When you're building your home-based business, you're "it". You're the mind, the pulse, the liver, the filtering system, the reproductive system and everything else in between. It's impossible to be objective and see the bigger picture when you're fully involved in all of its intricate workings.

The best way to make sure your business gets a healthy check-up is to put it under a microscope and examine it with a fresh set of eyes at least every three months.

You need to mentally extract yourself from your business and examine it from an outsiders point of view and to be even more thorough, get other sets of eyes to assist.

To begin, mentally put your business in a box. Hold that box in your hands and place it under a powerful microscope.

Next, sit in a comfortable chair with a notepad and pen by your side. Then, lean forward, look through the magnified lenses and start examining the individual workings of the organism in front of you.

What should you be looking for? Start with the fundamentals:

1. How many hours are you working every week?

2. How much work is left undone at the end of each day?

3. What tasks never seem to get done no matter how much you intend to get to them?

4. Is anything being shared, delegated or outsourced, or are you running the whole show?

5. How much time each week are you performing non-income generating tasks like designing posters, updating your web site, fixing your own equipment?

6. Are you working with your ideal clients or are you attracting people who want things given to them, at a discount or who want to nitpick over every detail?

7. What tasks drain you of energy?

8. Which customers drain you of energy?

9. What expenses take up the bulk of your cash flow?

10. How many projects are you running at once?
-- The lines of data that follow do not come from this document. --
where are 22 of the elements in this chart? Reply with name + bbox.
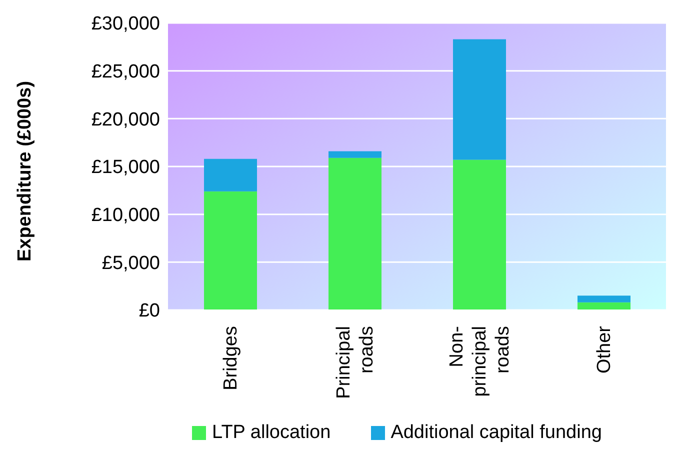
x-tick-label: Principal roads [333,326,378,399]
bar [204,158,257,192]
legend-label: Additional capital funding [390,422,602,444]
bar [453,160,506,310]
bar [578,302,630,310]
x-tick-label: Other [594,325,615,374]
y-tick-label: £30,000 [91,14,160,35]
bar [453,39,506,160]
bar [328,158,382,310]
y-axis-title: Expenditure (£000s) [14,80,36,262]
y-tick-label: £15,000 [91,157,160,178]
y-tick-label: £5,000 [102,252,160,274]
y-tick-label: £0 [138,300,160,322]
bar [204,191,257,310]
bar [578,296,630,302]
legend-label: LTP allocation [212,422,331,444]
bar [328,151,382,158]
x-tick-label: Bridges [220,326,242,390]
y-tick-label: £10,000 [91,205,160,226]
y-tick-label: £20,000 [91,109,160,130]
y-tick-label: £25,000 [91,62,160,83]
x-tick-label: Non-principal roads [446,326,514,397]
Do you have several under way, but none complete?

11. Who are you leaning on for support, guidance and helpful resources? 

12. Who helps you with brainstorming and trouble-shooting?

13. Who's there to hold a mirror to you, hold you accountable and be willing to tell you the truth when you need to hear it?

14. What's your greatest potential revenue source and what are you doing to ensure you focus the majority of your time and attention on that source?

15. What activities are proven time wasters, but you continue to do them anyway?

Again, this is just a preliminary check list. Get a trusted colleague or members of your mastermind group to help you create a more detailed list that's specific to your business.

If you work through your checklist with truthful eyes and an open mind, you'll discover weaknesses, inconsistencies and room for improvement.

And although this exercise might seem discouraging at first, it's necessary to help you stop doing the things that are hindering progress.

Examine your business thoroughly every three months, identify the limitations and turn them around. This practice will move you to where you want to be faster and easier. As a mentor of mine once said, "Discipline weighs ounces. Regret weighs tons." Do what you have to do now and you'll get to where you want to go.

Commit to a regular check-up on the health of your business, be willing to change your habits and way of thinking and operating, and your business will grow in equal proportion to your personal growth and accumulated wisdom.